How many 9s of reliability do you need?

While the scale up vs. scale out discussions continue at large datacenters around the globe, the question of reliability often creeps in. Most involved with server infrastructure agree that reliability is important. The question becomes “how much reliability is adequate?” Servers such as HP Integrity NonStop with triple-redundancy and a special operating system compete with mainframes on being the most reliable server solution available. 99.99999% uptime used to be the benchmark for these type of solutions. At the other end of the scale one can find hardware vendors offering servers build with desktop components and open source operating systems running the IT backbone in small and medium-sized businesses; obviously with a lot less reliability built-in. Between these extremes is where the various clusters of smaller nodes and SMP systems reside and, in my opinion, where a lot of innovation is happening.
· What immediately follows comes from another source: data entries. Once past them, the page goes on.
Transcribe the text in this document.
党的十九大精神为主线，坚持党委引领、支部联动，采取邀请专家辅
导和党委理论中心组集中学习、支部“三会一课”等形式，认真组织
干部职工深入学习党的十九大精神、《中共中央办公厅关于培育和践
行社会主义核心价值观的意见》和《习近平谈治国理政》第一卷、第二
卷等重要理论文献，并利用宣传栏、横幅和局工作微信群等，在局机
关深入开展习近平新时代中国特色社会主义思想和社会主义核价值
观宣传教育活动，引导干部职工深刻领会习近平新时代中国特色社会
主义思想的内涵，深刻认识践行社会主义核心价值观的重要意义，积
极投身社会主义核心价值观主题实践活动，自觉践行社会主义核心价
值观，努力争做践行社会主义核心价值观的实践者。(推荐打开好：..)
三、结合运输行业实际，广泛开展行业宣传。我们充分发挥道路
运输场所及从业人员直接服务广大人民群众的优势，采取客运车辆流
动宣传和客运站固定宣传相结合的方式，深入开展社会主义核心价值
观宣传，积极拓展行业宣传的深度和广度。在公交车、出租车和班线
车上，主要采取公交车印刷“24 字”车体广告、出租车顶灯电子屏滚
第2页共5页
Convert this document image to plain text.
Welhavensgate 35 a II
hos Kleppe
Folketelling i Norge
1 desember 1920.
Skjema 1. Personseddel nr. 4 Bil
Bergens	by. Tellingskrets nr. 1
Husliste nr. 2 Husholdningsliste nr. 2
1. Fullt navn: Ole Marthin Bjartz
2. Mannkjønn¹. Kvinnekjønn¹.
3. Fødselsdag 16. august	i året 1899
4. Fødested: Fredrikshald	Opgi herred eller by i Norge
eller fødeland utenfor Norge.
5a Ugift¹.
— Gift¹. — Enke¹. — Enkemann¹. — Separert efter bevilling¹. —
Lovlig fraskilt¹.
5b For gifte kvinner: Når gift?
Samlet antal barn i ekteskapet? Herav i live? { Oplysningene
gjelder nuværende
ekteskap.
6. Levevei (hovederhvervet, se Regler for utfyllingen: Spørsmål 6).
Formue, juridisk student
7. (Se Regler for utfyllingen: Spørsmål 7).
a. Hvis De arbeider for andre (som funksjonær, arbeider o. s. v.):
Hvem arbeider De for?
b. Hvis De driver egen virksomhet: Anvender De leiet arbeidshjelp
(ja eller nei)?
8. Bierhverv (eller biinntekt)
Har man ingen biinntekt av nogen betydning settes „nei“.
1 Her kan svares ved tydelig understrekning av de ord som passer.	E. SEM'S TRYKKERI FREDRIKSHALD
Recently, the Itanium architecture has led the market in terms of reliability. Machine Check Architecture (MCA), reduced impact from soft errors (cosmic radiation), core-level lock step (instructions in parallel execution) and extensive error correction (ECC) on cache, bus & buffers are just some of the reliability terms that Intel and Itanium system vendors will highlight as differentiators.

But the x86 segment is not sitting still. Moore’s law allows x86 processors to carry additional circuitry dedicated to reliability and hardening of the entire server. Other innovation efforts allow virtual SMP solutions with fall-over if one of the server nodes fails. Judging the overall improvements in reliability and measuring the number of 9s is difficult, but some IT managers think this is the future.

And again, attractive solutions also exist in the middle. Take for example HP’s recent business intelligence solution which is based on cluster of 2-way Itanium servers. And for those that prefer UNIX environment, HP’s virtualization software (VSE) can provide the mission-critical reliability that only large scale up solutions did in the past.

Bottom line: Innovation around server infrastructure happens at multiple levels, with higher-end architectures such as Itanium continuing to move the goal post for reliability features, and it is increasingly difficult to measure how much actual system uptime (and how many 9s of reliability) the solution provides.

P.S. In my day job I manage Intel’s server business (including Itanium & Xeon product lines) in Europe, Middle-East & Africa.